UV-VIS 분광기기 밸리데이션 및 아미노산유도체 이성질체의 광학분할 연구

Abstract

For the increasing demand for the validation of analytical results, one of the important concerns of the analyst is to be assured that the instrumentation is working to qualified conditions. In this study, several validation guidelines of the performance verification of UV-VIS spectrophotometer used in pharmacopoeias of major countries and UV-VIS instrument analytical companies were investigated and compared. And the practically useful validation guidelines of UV-VIS spectrophotometer were proposed. Based on our proposed validation guidelines of UV-VIS spectrophotometer, several UV-VIS spectrophotometers used in drug manufacturing laboratories were validated for their performances. The liquid chromatographic enantiomer separation of N-fluorenylmethoxycarbonyl (FMOC) protected α-amino acids was performed on nine polysaccharide-derived chiral stationary phases (CSPs).

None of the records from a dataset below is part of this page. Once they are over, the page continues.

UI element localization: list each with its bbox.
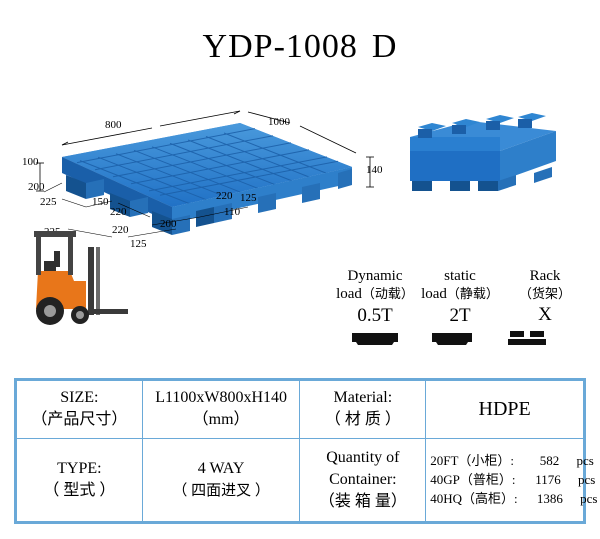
svg-text:200: 200 [160,218,177,230]
type-value-cn: （ 四面进叉 ） [147,480,296,502]
cell-material-label: Material: （ 材 质 ） [300,381,426,439]
svg-text:1000: 1000 [268,116,291,128]
svg-text:125: 125 [130,238,147,250]
rack-load-block: Rack （货架） X [505,268,585,326]
table-row: SIZE: （产品尺寸） L1100xW800xH140（mm） Materia… [17,381,584,439]
load-labels-row: Dynamic load（动载） 0.5T static load（静载） 2T… [335,232,585,342]
qty-count-40gp: 1176 [519,470,561,489]
static-load-line2: load（静载） [420,285,500,303]
svg-text:140: 140 [366,164,383,176]
type-label-cn: （ 型式 ） [21,480,138,502]
cell-material-value: HDPE [426,381,584,439]
type-value-en: 4 WAY [147,458,296,480]
size-label-cn: （产品尺寸） [21,409,138,431]
svg-text:200: 200 [28,181,45,193]
qty-count-20ft: 582 [517,451,559,470]
qty-count-40hq: 1386 [521,489,563,508]
static-load-block: static load（静载） 2T [420,268,500,327]
qty-unit-20ft: pcs [577,451,594,470]
svg-text:110: 110 [224,206,241,218]
size-label-en: SIZE: [21,387,138,409]
pallet-isometric [62,123,352,235]
qty-row: 20FT（小柜）: 582 pcs [430,451,579,470]
svg-text:100: 100 [22,156,39,168]
cell-qty-values: 20FT（小柜）: 582 pcs 40GP（普柜）: 1176 pcs 40H… [426,438,584,521]
rack-load-value: X [505,304,585,326]
cell-size-value: L1100xW800xH140（mm） [142,381,300,439]
qty-label-1: Quantity of [304,447,421,469]
qty-unit-40hq: pcs [580,489,597,508]
cell-size-label: SIZE: （产品尺寸） [17,381,143,439]
svg-text:220: 220 [216,190,233,202]
dynamic-load-line2: load（动载） [335,285,415,303]
static-load-line1: static [420,268,500,285]
qty-row: 40GP（普柜）: 1176 pcs [430,470,579,489]
svg-text:220: 220 [112,224,129,236]
rack-load-cn: （货架） [505,285,585,302]
material-label-cn: （ 材 质 ） [304,409,421,431]
cell-type-label: TYPE: （ 型式 ） [17,438,143,521]
cell-type-value: 4 WAY （ 四面进叉 ） [142,438,300,521]
dynamic-load-block: Dynamic load（动载） 0.5T [335,268,415,327]
qty-name-40hq: 40HQ（高柜）: [430,491,517,506]
size-value: L1100xW800xH140（mm） [147,387,296,431]
material-value: HDPE [430,398,579,421]
static-load-value: 2T [420,305,500,327]
forklift-illustration [34,231,128,325]
table-row: TYPE: （ 型式 ） 4 WAY （ 四面进叉 ） Quantity of … [17,438,584,521]
type-label-en: TYPE: [21,458,138,480]
material-label-en: Material: [304,387,421,409]
svg-text:125: 125 [240,192,257,204]
page-title: YDP-1008D [0,28,600,66]
pallet-end-view [410,113,556,191]
dynamic-load-line1: Dynamic [335,268,415,285]
qty-name-20ft: 20FT（小柜）: [430,453,514,468]
svg-text:800: 800 [105,119,122,131]
rack-load-line1: Rack [505,268,585,285]
svg-text:220: 220 [110,206,127,218]
qty-unit-40gp: pcs [578,470,595,489]
dynamic-load-value: 0.5T [335,305,415,327]
svg-text:225: 225 [40,196,57,208]
spec-table: SIZE: （产品尺寸） L1100xW800xH140（mm） Materia… [14,378,586,524]
qty-name-40gp: 40GP（普柜）: [430,472,515,487]
qty-label-cn: （装 箱 量） [304,491,421,513]
qty-label-2: Container: [304,469,421,491]
qty-row: 40HQ（高柜）: 1386 pcs [430,489,579,508]
cell-qty-label: Quantity of Container: （装 箱 量） [300,438,426,521]
title-model: YDP-1008 [203,28,358,65]
title-suffix: D [372,28,398,65]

Among all CSPs, in general, the cellulose derived coated CSPs, Chiralcel OD-H and Chiralcel OD showed the greatest performance for resolution of N-FMOC α-amino acids and, therefore, all analytes enantiomers were base-line separated on Chiralcel OD-H or Chiralcel OD. It was observed that the coated type CSPs (Chiralpak AD and Chiralcel OD-H or Chiralcel OD) show generally higher enantioseparation for these analytes than the covalently bonded type CSPs (Chiralpak IA and Chiralpak IB) with the same chiral selector, respectively. Also it was shown that the covalently bonded CSP, Chiralpak IB has the advantage of the use of a broad range of solvents over the coated type CSPs.